U.S.-Euro support for Arab reform

There is a growing suspicion among human rights advocates and neo-conservatives that a Barack Obama admnistration might downplay or even downgrade human rights diplomacy. In multiple columns and conferences these two circles (that tend to merge on some issues and diverge on others) try to put pressure on the White House and the State Department in order to re-emphasize the need for a strong commitment to “democracy promotion”.No one doubts Obama’s preference for human rights and democracy but the pressure of the economic crisis and the bad taste left bu Bush’s democracy promotion by force have brought back the discourse of the realist and even of Henry Kissinger in Washington. And these two groups fear a return to a form of realpolitk that would not allow “human rights to interfere with economic or security interests”.

On March 10, this shared concern led to the publication in Washington of an open letter to the President that calls for a change in the U.S. traditional policies of supporting authoritarian regimes in the Arab-Muslim world. “U.S. support for Arab autocrats was supposed to serve U.S. national interests and regional stability, write the authors. In reality it produced a region increasingly tormented by rampant corruption, extremism and instability”.

The signers of this letter, although critical of the illiberal positions of Islamism, advocate for a recognition of the right of the non-violent islamist parties to take part in the democratic process.
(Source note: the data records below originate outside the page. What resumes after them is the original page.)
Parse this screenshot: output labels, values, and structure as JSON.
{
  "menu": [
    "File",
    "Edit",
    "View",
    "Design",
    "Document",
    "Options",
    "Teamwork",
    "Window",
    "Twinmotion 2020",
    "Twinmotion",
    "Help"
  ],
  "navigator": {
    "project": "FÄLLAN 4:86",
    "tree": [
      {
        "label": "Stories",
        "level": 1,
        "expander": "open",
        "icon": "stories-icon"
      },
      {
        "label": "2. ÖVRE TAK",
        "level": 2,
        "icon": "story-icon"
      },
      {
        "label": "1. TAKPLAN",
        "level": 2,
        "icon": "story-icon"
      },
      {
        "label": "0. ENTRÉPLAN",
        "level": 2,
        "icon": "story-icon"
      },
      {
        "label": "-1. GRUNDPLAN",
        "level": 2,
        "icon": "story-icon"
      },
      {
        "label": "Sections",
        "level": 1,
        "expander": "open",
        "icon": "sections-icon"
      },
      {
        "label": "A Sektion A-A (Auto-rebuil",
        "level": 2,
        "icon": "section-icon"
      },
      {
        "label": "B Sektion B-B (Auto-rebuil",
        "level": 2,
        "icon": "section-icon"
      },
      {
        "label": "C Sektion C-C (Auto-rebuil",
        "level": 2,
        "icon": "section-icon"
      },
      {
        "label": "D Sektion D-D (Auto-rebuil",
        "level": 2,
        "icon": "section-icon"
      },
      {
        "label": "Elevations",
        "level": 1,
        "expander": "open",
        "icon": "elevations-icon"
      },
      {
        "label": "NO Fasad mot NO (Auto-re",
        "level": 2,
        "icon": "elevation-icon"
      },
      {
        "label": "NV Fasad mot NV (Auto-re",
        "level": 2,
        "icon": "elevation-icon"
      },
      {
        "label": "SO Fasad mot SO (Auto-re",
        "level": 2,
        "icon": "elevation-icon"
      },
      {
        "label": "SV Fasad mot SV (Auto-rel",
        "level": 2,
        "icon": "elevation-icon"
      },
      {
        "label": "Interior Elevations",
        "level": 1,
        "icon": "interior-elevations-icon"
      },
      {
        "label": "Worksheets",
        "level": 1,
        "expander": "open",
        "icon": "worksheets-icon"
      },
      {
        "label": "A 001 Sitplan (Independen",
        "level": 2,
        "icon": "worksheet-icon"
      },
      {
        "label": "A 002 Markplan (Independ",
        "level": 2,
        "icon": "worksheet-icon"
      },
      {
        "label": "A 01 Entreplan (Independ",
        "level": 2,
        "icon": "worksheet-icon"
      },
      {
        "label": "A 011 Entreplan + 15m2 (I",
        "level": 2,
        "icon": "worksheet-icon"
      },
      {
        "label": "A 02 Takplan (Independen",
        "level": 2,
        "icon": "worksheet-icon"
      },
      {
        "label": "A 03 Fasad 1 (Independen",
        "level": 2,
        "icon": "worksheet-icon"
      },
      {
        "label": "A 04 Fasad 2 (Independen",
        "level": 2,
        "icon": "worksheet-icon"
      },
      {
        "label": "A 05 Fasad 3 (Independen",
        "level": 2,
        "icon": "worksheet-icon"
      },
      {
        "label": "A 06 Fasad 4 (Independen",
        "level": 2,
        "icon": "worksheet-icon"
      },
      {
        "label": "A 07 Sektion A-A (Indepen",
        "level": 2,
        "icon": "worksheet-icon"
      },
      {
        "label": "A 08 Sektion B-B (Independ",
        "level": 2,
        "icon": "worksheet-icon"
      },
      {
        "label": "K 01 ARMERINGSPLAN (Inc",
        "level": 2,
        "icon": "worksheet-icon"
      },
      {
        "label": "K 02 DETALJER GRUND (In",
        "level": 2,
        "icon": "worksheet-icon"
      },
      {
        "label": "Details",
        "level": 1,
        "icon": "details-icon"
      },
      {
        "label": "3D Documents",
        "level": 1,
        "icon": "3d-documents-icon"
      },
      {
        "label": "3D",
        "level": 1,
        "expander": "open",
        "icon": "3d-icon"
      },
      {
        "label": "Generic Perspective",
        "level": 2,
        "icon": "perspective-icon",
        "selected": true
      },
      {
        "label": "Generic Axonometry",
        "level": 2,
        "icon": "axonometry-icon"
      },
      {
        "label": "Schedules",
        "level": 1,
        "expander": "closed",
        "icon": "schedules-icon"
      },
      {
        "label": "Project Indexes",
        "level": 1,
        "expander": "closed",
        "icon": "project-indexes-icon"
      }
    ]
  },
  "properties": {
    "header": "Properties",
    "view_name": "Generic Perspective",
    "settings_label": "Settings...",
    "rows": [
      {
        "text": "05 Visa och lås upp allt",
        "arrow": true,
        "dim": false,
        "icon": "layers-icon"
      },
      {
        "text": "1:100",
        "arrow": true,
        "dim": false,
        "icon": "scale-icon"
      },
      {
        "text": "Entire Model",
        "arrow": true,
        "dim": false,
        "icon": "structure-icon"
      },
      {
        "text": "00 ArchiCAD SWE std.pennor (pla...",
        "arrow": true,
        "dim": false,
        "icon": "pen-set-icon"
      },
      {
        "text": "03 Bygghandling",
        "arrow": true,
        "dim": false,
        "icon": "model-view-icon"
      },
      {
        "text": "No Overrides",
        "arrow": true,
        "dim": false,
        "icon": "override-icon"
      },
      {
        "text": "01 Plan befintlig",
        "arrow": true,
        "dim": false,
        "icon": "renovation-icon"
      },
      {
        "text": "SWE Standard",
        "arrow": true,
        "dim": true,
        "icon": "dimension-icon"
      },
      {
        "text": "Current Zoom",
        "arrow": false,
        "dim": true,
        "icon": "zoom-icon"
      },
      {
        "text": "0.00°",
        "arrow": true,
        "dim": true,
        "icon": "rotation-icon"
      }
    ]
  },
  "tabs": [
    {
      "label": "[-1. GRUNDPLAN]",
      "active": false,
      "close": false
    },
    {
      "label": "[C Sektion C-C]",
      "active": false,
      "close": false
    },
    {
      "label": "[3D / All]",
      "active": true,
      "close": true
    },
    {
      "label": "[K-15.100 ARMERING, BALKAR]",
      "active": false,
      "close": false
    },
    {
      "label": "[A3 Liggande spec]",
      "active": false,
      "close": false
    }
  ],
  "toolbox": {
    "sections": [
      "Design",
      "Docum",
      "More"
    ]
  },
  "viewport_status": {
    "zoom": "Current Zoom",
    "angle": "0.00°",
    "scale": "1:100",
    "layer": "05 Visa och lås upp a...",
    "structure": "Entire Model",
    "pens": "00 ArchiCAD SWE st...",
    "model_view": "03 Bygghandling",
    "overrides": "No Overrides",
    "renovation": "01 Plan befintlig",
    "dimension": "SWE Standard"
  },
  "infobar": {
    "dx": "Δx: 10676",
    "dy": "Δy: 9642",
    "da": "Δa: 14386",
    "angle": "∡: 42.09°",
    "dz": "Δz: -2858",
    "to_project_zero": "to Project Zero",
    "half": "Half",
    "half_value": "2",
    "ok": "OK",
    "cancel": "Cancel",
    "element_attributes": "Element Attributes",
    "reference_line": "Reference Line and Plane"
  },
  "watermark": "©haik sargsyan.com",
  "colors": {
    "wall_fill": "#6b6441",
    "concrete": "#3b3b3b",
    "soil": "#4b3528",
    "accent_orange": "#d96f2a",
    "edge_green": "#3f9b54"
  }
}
But in order to prevent the scenario of a political scene limited to the clash between Islamists and authoritarian regimes the U.S. should support liberal and secular parties and give them the chance “to establish themselves and communicated their ideas to the populace after decades of repression that left them weak and marginalized”.

Other pundits think that this support of Arab and Muslim democrats should be done at the Atlantic level, blending, as stated by Tamara Wittes (Saban Center at the Brookings Institution) and Richard Youngs (of the Madrid-based international think tank FRIDE), “the reach and credibility of European diplomacy and the punch of American capacity”.
These two authors have published a plan for a Euro-US new partnership on behalf of Arab reform that calls in particular on coordination of policies and the adoption of common criteria on how to reward democratic reform or engage with islamists.